Shah Rohan M, Khazanchi Rushmin, Bajaj Anitesh, Rana Krishi, Malhotra Saaz, Wolf Jennifer Moriatis
Northwestern University Feinberg School of Medicine, Chicago, IL, USA.
Northwestern University, Evanston, IL, USA.
J Hand Microsurg. 2024 Sep 20;16(5):100156. doi: 10.1016/j.jham.2024.100156. eCollection 2024 Dec.
Thumb carpometacarpal (CMC) joint osteoarthritis is among the most common degenerative hand diseases. Thumb CMC arthroplasty, or trapeziectomy with or without tendon augmentation, is the most frequently performed surgical treatment and has a strong safety profile. Though adverse outcomes are infrequent, the ability to predict risk for complications has substantial clinical benefits. In the present study, we evaluated a well-known surgical database with machine learning (ML) techniques to predict short-term complications and reoperations after thumb CMC arthroplasty.
A retrospective study was conducted using data from the American College of Surgeons National Surgical Quality Improvement Program (ACS-NSQIP) years 2005-2020. Outcomes were 30-day wound and medical complications and 30-day return to the operating room. We used three ML algorithms - a Random Forest (RF), Elastic-Net Regression (ENet), and Extreme Gradient Boosted Tree (XGBoost), and a deep learning Neural Network (NN). Feature importance analysis was performed in the highest performing model for each outcome to identify predictors with the greatest contributions.
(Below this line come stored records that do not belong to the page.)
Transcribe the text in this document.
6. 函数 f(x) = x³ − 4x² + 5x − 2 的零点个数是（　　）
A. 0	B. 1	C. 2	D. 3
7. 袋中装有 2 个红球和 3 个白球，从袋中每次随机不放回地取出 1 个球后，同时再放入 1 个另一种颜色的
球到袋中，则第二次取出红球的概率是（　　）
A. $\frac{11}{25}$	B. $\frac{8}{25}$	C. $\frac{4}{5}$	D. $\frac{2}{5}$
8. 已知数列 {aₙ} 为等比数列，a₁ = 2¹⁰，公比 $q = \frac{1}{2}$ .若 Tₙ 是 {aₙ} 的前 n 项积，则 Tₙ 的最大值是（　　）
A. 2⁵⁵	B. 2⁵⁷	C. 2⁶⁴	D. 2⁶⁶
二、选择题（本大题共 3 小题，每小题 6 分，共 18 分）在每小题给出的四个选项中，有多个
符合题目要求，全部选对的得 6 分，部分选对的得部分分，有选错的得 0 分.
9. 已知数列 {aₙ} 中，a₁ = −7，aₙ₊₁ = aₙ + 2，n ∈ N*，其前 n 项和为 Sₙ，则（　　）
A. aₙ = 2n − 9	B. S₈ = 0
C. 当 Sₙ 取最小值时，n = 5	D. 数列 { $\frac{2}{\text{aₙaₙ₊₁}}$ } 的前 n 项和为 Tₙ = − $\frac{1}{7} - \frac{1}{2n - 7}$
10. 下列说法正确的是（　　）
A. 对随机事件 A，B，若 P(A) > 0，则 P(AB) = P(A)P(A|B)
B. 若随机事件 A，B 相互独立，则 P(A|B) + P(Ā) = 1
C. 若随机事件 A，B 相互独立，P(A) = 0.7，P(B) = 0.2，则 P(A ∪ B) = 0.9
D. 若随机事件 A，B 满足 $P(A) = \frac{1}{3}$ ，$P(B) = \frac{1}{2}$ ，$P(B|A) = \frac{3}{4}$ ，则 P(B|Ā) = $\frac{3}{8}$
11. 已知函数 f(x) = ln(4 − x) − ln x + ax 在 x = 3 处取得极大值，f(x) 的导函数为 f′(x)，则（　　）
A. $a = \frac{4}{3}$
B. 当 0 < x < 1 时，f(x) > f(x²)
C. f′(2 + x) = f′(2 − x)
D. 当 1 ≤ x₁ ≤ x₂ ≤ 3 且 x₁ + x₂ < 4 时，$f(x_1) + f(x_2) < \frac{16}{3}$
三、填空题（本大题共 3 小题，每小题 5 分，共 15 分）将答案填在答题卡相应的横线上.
We included a total of 7711 cases. The RF was the best performing algorithm for all outcomes, with an AUC score of 0.61±0.03 for reoperations, 0.55±0.04 for medical complications, and 0.59±0.03 for wound complications. On feature importance analysis, procedure duration was the highest weighted predictor for reoperations. In all outcomes, procedure duration, older age, and female sex were consistently among the top five predictors.
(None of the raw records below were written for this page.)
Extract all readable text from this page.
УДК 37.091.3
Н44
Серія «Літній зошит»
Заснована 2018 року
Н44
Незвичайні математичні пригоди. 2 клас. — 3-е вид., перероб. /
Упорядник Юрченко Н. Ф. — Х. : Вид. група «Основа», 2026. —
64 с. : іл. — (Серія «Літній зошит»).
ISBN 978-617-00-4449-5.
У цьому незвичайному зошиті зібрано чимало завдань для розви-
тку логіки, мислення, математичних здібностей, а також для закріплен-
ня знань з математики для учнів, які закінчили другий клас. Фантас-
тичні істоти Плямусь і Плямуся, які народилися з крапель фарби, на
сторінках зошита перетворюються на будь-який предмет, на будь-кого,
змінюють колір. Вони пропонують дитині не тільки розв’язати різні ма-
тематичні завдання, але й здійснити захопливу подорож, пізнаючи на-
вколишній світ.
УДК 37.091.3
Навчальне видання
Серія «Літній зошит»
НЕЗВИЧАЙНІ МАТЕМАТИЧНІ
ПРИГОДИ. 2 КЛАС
We successfully developed ML algorithms to predict reoperations, wound complications, and medical complications. RF models had the highest performance in all outcomes.
拇指腕掌(CMC)关节骨关节炎是最常见的手部退行性疾病之一。拇指CMC关节成形术,即带或不带肌腱增强的大多角骨切除术,是最常实施的外科治疗方法,且安全性良好。尽管不良后果并不常见,但预测并发症风险的能力具有重大临床意义。在本研究中,我们使用机器学习(ML)技术评估了一个知名的外科手术数据库,以预测拇指CMC关节成形术后的短期并发症和再次手术情况。
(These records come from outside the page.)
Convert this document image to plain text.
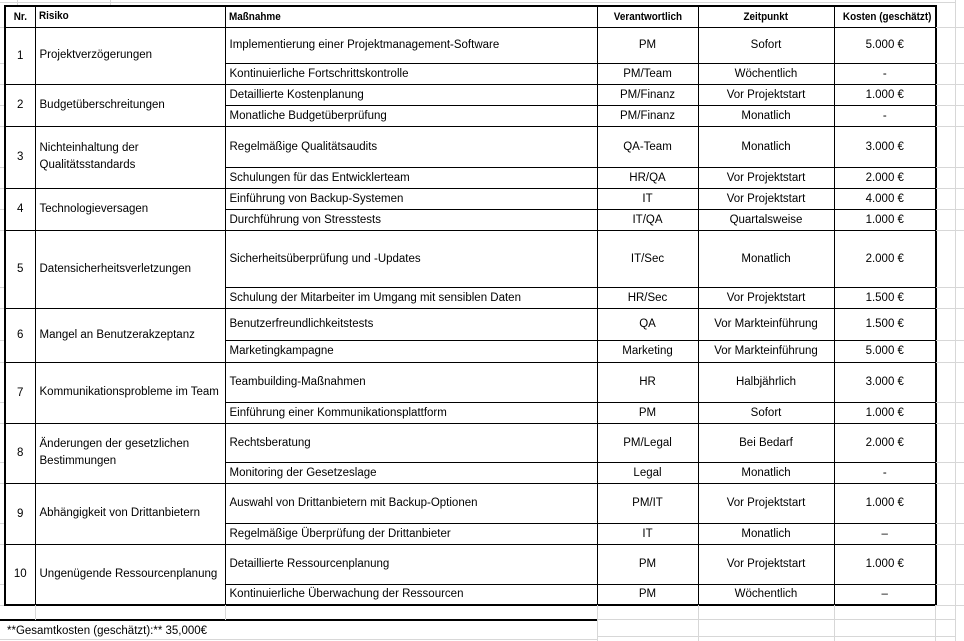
Nr.	Risiko	Maßnahme	Verantwortlich	Zeitpunkt	Kosten (geschätzt)
1	Projektverzögerungen	Implementierung einer Projektmanagement-Software	PM	Sofort	5.000 €
		Kontinuierliche Fortschrittskontrolle	PM/Team	Wöchentlich	-
2	Budgetüberschreitungen	Detaillierte Kostenplanung	PM/Finanz	Vor Projektstart	1.000 €
		Monatliche Budgetüberprüfung	PM/Finanz	Monatlich	-
3	Nichteinhaltung der Qualitätsstandards	Regelmäßige Qualitätsaudits	QA-Team	Monatlich	3.000 €
		Schulungen für das Entwicklerteam	HR/QA	Vor Projektstart	2.000 €
4	Technologieversagen	Einführung von Backup-Systemen	IT	Vor Projektstart	4.000 €
		Durchführung von Stresstests	IT/QA	Quartalsweise	1.000 €
5	Datensicherheitsverletzungen	Sicherheitsüberprüfung und -Updates	IT/Sec	Monatlich	2.000 €
		Schulung der Mitarbeiter im Umgang mit sensiblen Daten	HR/Sec	Vor Projektstart	1.500 €
6	Mangel an Benutzerakzeptanz	Benutzerfreundlichkeitstests	QA	Vor Markteinführung	1.500 €
		Marketingkampagne	Marketing	Vor Markteinführung	5.000 €
7	Kommunikationsprobleme im Team	Teambuilding-Maßnahmen	HR	Halbjährlich	3.000 €
		Einführung einer Kommunikationsplattform	PM	Sofort	1.000 €
8	Änderungen der gesetzlichen Bestimmungen	Rechtsberatung	PM/Legal	Bei Bedarf	2.000 €
		Monitoring der Gesetzeslage	Legal	Monatlich	-
9	Abhängigkeit von Drittanbietern	Auswahl von Drittanbietern mit Backup-Optionen	PM/IT	Vor Projektstart	1.000 €
		Regelmäßige Überprüfung der Drittanbieter	IT	Monatlich	–
10	Ungenügende Ressourcenplanung	Detaillierte Ressourcenplanung	PM	Vor Projektstart	1.000 €
		Kontinuierliche Überwachung der Ressourcen	PM	Wöchentlich	–
**Gesamtkosten (geschätzt):** 35,000€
利用美国外科医师学会国家外科质量改进计划(ACS-NSQIP)2005年至2020年的数据进行了一项回顾性研究。结局指标为30天伤口及医疗并发症以及30天返回手术室的情况。我们使用了三种ML算法——随机森林(RF)、弹性网络回归(ENet)和极端梯度提升树(XGBoost),以及一种深度学习神经网络(NN)。对每个结局表现最佳的模型进行特征重要性分析,以确定贡献最大的预测因素。
我们共纳入7711例病例。RF是所有结局表现最佳的算法,再次手术的AUC评分为0.61±0.03,医疗并发症为0.55±0.04,伤口并发症为0.59±0.03。在特征重要性分析中,手术持续时间是再次手术加权最高的预测因素。在所有结局中,手术持续时间、年龄较大和女性性别始终位列前五大预测因素之中。
我们成功开发了ML算法来预测再次手术、伤口并发症和医疗并发症。RF模型在所有结局中表现最佳。